Journal of the European Society for Gynaecological Endoscopy


Tubal flushing with oil-based contrast during transvaginal hydro laparoscopy, a case report

I. Roest 1,2,3, A.M. Hajiyavand 4, K.D. Dearn 4, M.Y. Bongers 1,3, V. Mijatovic 2, B.W.J. Mol 5, C.A.M. Koks 1

1 Department of Obstetrics and Gynaecology, Máxima MC, Veldhoven/Eindhoven, the Netherlands
2 Department of Reproductive Medicine, Amsterdam UMC, Vrije Universiteit Amsterdam, Amsterdam Reproduction and Development, Amsterdam, the Netherlands
3 Grow research school for Oncology and Reproduction, Maastricht University, Maastricht, The Netherlands
4 Mechanical Innovation and Tribology Group, Department of Mechanical Engineering, School of Engineering, University of Birmingham, Birmingham, B15 2TT, UK
5 Department of Obstetrics and Gynaecology, University of Monash, Melbourne, Australia.


Case report, Feasibility, Fertility, Oil-based contrast, Transvaginal hydro-laparoscopy

Published online: Jul 01 2022


Background: Oil-based contrast has been shown to have a fertility-enhancing effect during hysterosalpingography (HSG) but is not yet used during transvaginal hydro laparoscopy (THL).

Objective: To asses if additional tubal flushing with oil-based contrast during THL is feasible.

Materials and methods: Case report with video assessment. A healthy 29-year-old woman with primary unexplained subfertility, underwent a THL under local anaesthesia. First, chromopertubation was performed by methylene blue. Afterwards, tubal flushing with 3mL oil-based contrast (Lipiodol® UltraFluid, Guerbet) was performed.
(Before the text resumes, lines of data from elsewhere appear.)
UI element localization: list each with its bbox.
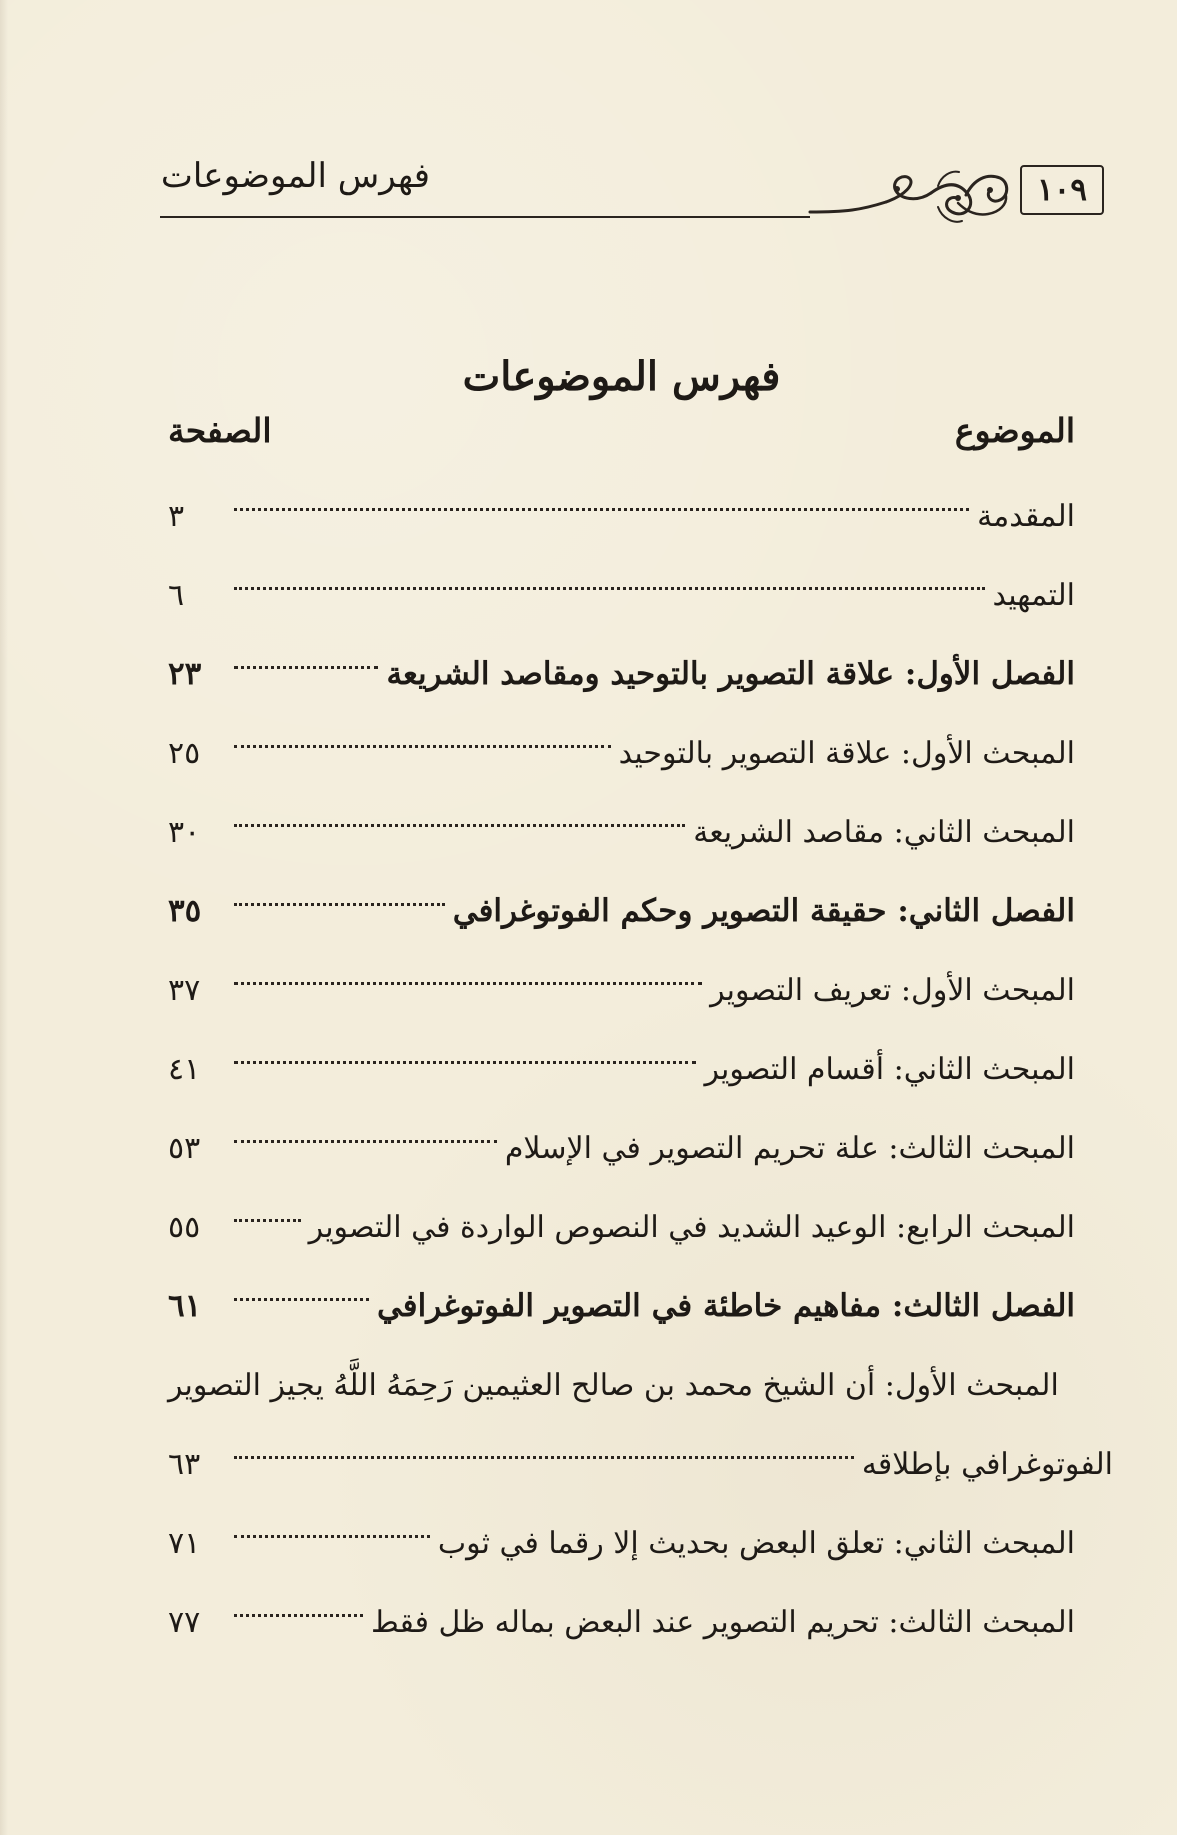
toc-entry-text: المبحث الأول: تعريف التصوير <box>710 972 1075 1008</box>
toc-chapter-entry <box>168 635 1075 714</box>
toc-page-number: ٥٣ <box>168 1130 201 1166</box>
toc-entry <box>168 556 1075 635</box>
toc-entry-text-line-2: الفوتوغرافي بإطلاقه <box>861 1447 1113 1482</box>
header-rule <box>160 216 810 218</box>
toc-entry-line-2 <box>168 1425 1113 1504</box>
toc-entry-text: الفصل الأول: علاقة التصوير بالتوحيد ومقاصد الشريعة <box>386 655 1075 692</box>
toc-entry <box>168 714 1075 793</box>
toc-entry-text: المبحث الأول: علاقة التصوير بالتوحيد <box>618 735 1075 771</box>
toc-page-number: ٦ <box>168 577 185 613</box>
running-header <box>160 150 1110 240</box>
toc-leader-dots <box>234 982 702 985</box>
toc-content <box>168 353 1113 1662</box>
toc-leader-dots <box>234 1298 369 1301</box>
toc-entry <box>168 1030 1075 1109</box>
toc-entry-text: المبحث الثاني: تعلق البعض بحديث إلا رقما في ثوب <box>437 1525 1075 1561</box>
toc-title: فهرس الموضوعات <box>462 353 781 400</box>
toc-page-number: ٤١ <box>168 1051 201 1087</box>
running-header-title: فهرس الموضوعات <box>160 156 430 196</box>
toc-page-number: ٧١ <box>168 1525 201 1561</box>
toc-page-number: ٧٧ <box>168 1604 201 1640</box>
toc-entry <box>168 1504 1075 1583</box>
toc-page-number: ٢٥ <box>168 735 201 771</box>
toc-leader-dots <box>234 1140 497 1143</box>
toc-entry <box>168 477 1075 556</box>
toc-entry <box>168 793 1075 872</box>
toc-page-number: ٢٣ <box>168 655 202 692</box>
toc-entry-text-line-1: المبحث الأول: أن الشيخ محمد بن صالح العثيمين رَحِمَهُ اللَّهُ يجيز التصوير <box>168 1368 1059 1403</box>
toc-leader-dots <box>234 1456 854 1459</box>
toc-list <box>168 477 1113 1662</box>
toc-entry-text: المبحث الثالث: تحريم التصوير عند البعض بماله ظل فقط <box>371 1604 1075 1640</box>
toc-page-number: ٣٠ <box>168 814 201 850</box>
toc-page-number: ٣٧ <box>168 972 201 1008</box>
topic-column-label: الموضوع <box>954 411 1075 450</box>
toc-chapter-entry <box>168 872 1075 951</box>
toc-entry <box>168 1188 1075 1267</box>
toc-entry-text: الفصل الثالث: مفاهيم خاطئة في التصوير الفوتوغرافي <box>376 1287 1075 1324</box>
toc-leader-dots <box>234 1061 696 1064</box>
toc-leader-dots <box>234 824 685 827</box>
header-ornament-icon <box>806 162 1016 234</box>
page-number-box: ١٠٩ <box>1020 165 1104 215</box>
toc-chapter-entry <box>168 1267 1075 1346</box>
toc-leader-dots <box>234 508 969 511</box>
toc-leader-dots <box>234 1219 301 1222</box>
toc-leader-dots <box>234 666 378 669</box>
toc-column-headers <box>168 411 1075 467</box>
toc-leader-dots <box>234 903 445 906</box>
toc-wrapped-entry <box>168 1346 1113 1504</box>
toc-page-number: ٣٥ <box>168 892 202 929</box>
toc-entry-text: المبحث الثالث: علة تحريم التصوير في الإسلام <box>504 1130 1075 1166</box>
toc-entry-text: المبحث الرابع: الوعيد الشديد في النصوص الواردة في التصوير <box>308 1209 1075 1245</box>
toc-page-number: ٣ <box>168 498 185 534</box>
toc-page-number: ٥٥ <box>168 1209 201 1245</box>
toc-page-number: ٦٣ <box>168 1447 201 1482</box>
toc-entry-text: المبحث الثاني: مقاصد الشريعة <box>693 814 1075 850</box>
toc-entry <box>168 951 1075 1030</box>
toc-leader-dots <box>234 1535 430 1538</box>
toc-entry-text: المبحث الثاني: أقسام التصوير <box>704 1051 1075 1087</box>
toc-page-number: ٦١ <box>168 1287 202 1324</box>
toc-leader-dots <box>234 1614 363 1617</box>
toc-entry <box>168 1583 1075 1662</box>
toc-entry-text: الفصل الثاني: حقيقة التصوير وحكم الفوتوغرافي <box>452 892 1075 929</box>
toc-entry <box>168 1109 1075 1188</box>
toc-leader-dots <box>234 745 611 748</box>
toc-leader-dots <box>234 587 985 590</box>
toc-entry-text: المقدمة <box>977 498 1075 534</box>
toc-entry-text: التمهيد <box>992 577 1075 613</box>
page-column-label: الصفحة <box>168 411 272 450</box>
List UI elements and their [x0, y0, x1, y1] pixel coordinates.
Main outcome measures: In this case report we evaluated the feasibility of additional tubal flushing with oil- based contrast during THL, in terms of; the visibility of the oil-based contrast at the tubal fimbriae, the pain and acceptability scores.
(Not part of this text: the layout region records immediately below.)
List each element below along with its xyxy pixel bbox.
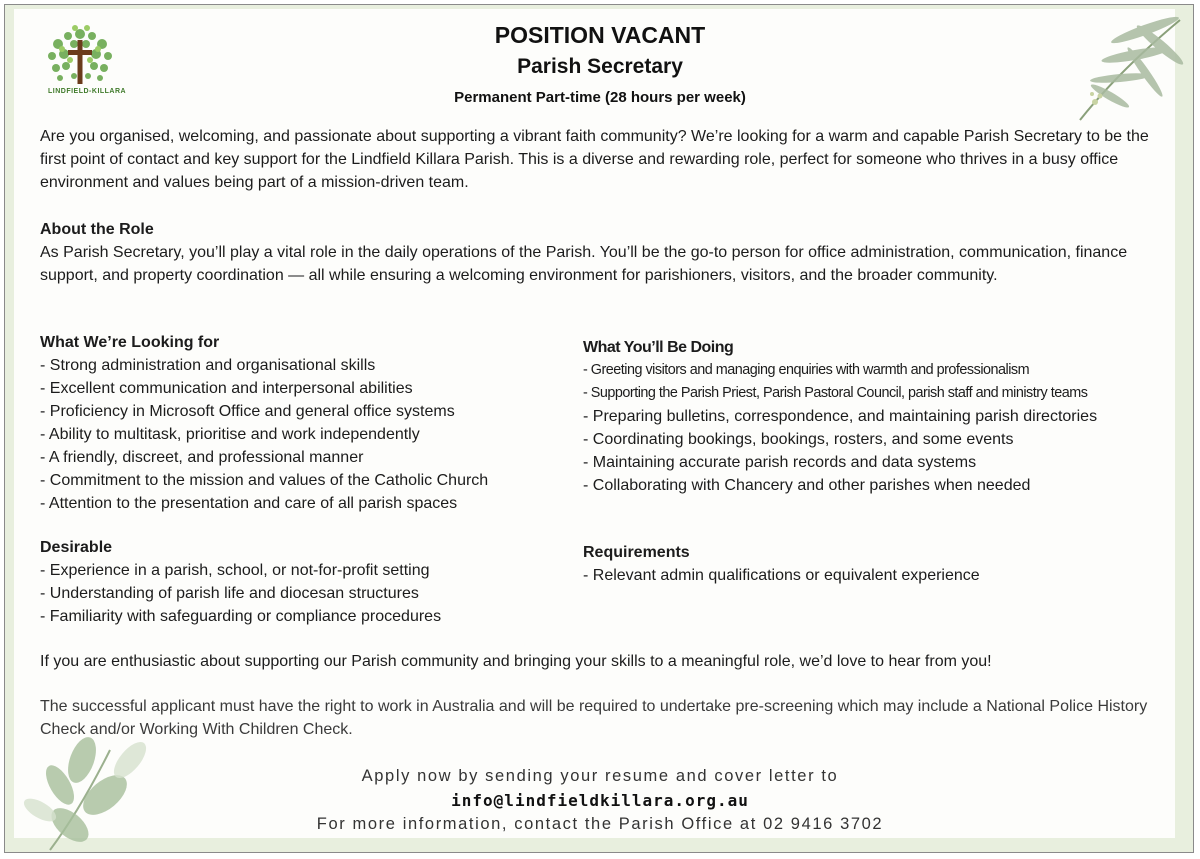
logo-text: LINDFIELD-KILLARA xyxy=(48,88,127,95)
list-item: - Strong administration and organisational skills xyxy=(40,357,376,374)
about-heading: About the Role xyxy=(40,221,154,238)
looking-for-section xyxy=(40,331,570,515)
position-title: Parish Secretary xyxy=(517,55,683,78)
page-title: POSITION VACANT xyxy=(494,22,706,48)
list-item: - Experience in a parish, school, or not-for-profit setting xyxy=(40,562,430,579)
list-item: - Understanding of parish life and diocesan structures xyxy=(40,585,419,602)
list-item: - Collaborating with Chancery and other parishes when needed xyxy=(583,477,1031,494)
requirements-heading: Requirements xyxy=(583,544,690,561)
employment-terms: Permanent Part-time (28 hours per week) xyxy=(454,89,746,106)
legal-paragraph: The successful applicant must have the right to work in Australia and will be required to undertake pre-screening which may include a National Police History Check and/or Working With Children Check. xyxy=(40,698,1148,738)
looking-for-heading: What We’re Looking for xyxy=(40,334,220,351)
list-item: - Greeting visitors and managing enquiries with warmth and professionalism xyxy=(583,362,1030,378)
intro-paragraph: Are you organised, welcoming, and passionate about supporting a vibrant faith community? We’re looking for a warm and capable Parish Secretary to be the first point of contact and key support for the Lindfield Killara Parish. This is a diverse and rewarding role, perfect for someone who thrives in a busy office environment and values being part of a mission-driven team. xyxy=(40,128,1149,191)
doing-section xyxy=(583,336,1183,497)
closing-paragraph: If you are enthusiastic about supporting our Parish community and bringing your skills to a meaningful role, we’d love to hear from you! xyxy=(40,653,992,670)
contact-phone-text: For more information, contact the Parish Office at 02 9416 3702 xyxy=(316,815,884,833)
list-item: - Attention to the presentation and care of all parish spaces xyxy=(40,495,458,512)
about-paragraph: As Parish Secretary, you’ll play a vital role in the daily operations of the Parish. You’ll be the go-to person for office administration, communication, finance support, and property coordination — all while ensuring a welcoming environment for parishioners, visitors, and the broader community. xyxy=(40,244,1128,284)
list-item: - A friendly, discreet, and professional manner xyxy=(40,449,364,466)
list-item: - Familiarity with safeguarding or compliance procedures xyxy=(40,608,442,625)
requirements-section xyxy=(583,541,1183,587)
list-item: - Relevant admin qualifications or equivalent experience xyxy=(583,567,980,584)
list-item: - Coordinating bookings, bookings, rosters, and some events xyxy=(583,431,1014,448)
list-item: - Maintaining accurate parish records and data systems xyxy=(583,454,977,471)
doing-heading: What You’ll Be Doing xyxy=(583,339,734,356)
list-item: - Commitment to the mission and values of the Catholic Church xyxy=(40,472,489,489)
list-item: - Excellent communication and interpersonal abilities xyxy=(40,380,413,397)
apply-instructions: Apply now by sending your resume and cover letter to xyxy=(361,767,839,785)
list-item: - Ability to multitask, prioritise and work independently xyxy=(40,426,420,443)
contact-email-link[interactable]: info@lindfieldkillara.org.au xyxy=(451,791,749,810)
desirable-heading: Desirable xyxy=(40,539,113,556)
list-item: - Proficiency in Microsoft Office and general office systems xyxy=(40,403,455,420)
desirable-section xyxy=(40,536,570,628)
list-item: - Preparing bulletins, correspondence, and maintaining parish directories xyxy=(583,408,1098,425)
list-item: - Supporting the Parish Priest, Parish Pastoral Council, parish staff and ministry teams xyxy=(583,385,1088,401)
Results: Both fallopian tubes were patent to methylene-blue as well as to oil-based contrast. Interestingly, the oil-based contrast came out of the fallopian tube in the form of free droplets with strong internal bonding. Furthermore, some residue of the droplets was visible on the surface of the peritoneal wall in the form of oily micro-droplets.

Conclusions: We present the first sub-fertile woman, in which additional tubal flushing with oil-based contrast during THL was performed. It is likely, that the residue of oily micro-droplets is also present inside the fallopian tube, where it may enhance the cilia movement by introducing lubrication. These lubricating characteristics of the oil-based contrast may be important for its fertility-enhancing effect. More research is necessary to confirm this hypothesis and the feasibility of tubal flushing with oil-based contrast during THL in more women.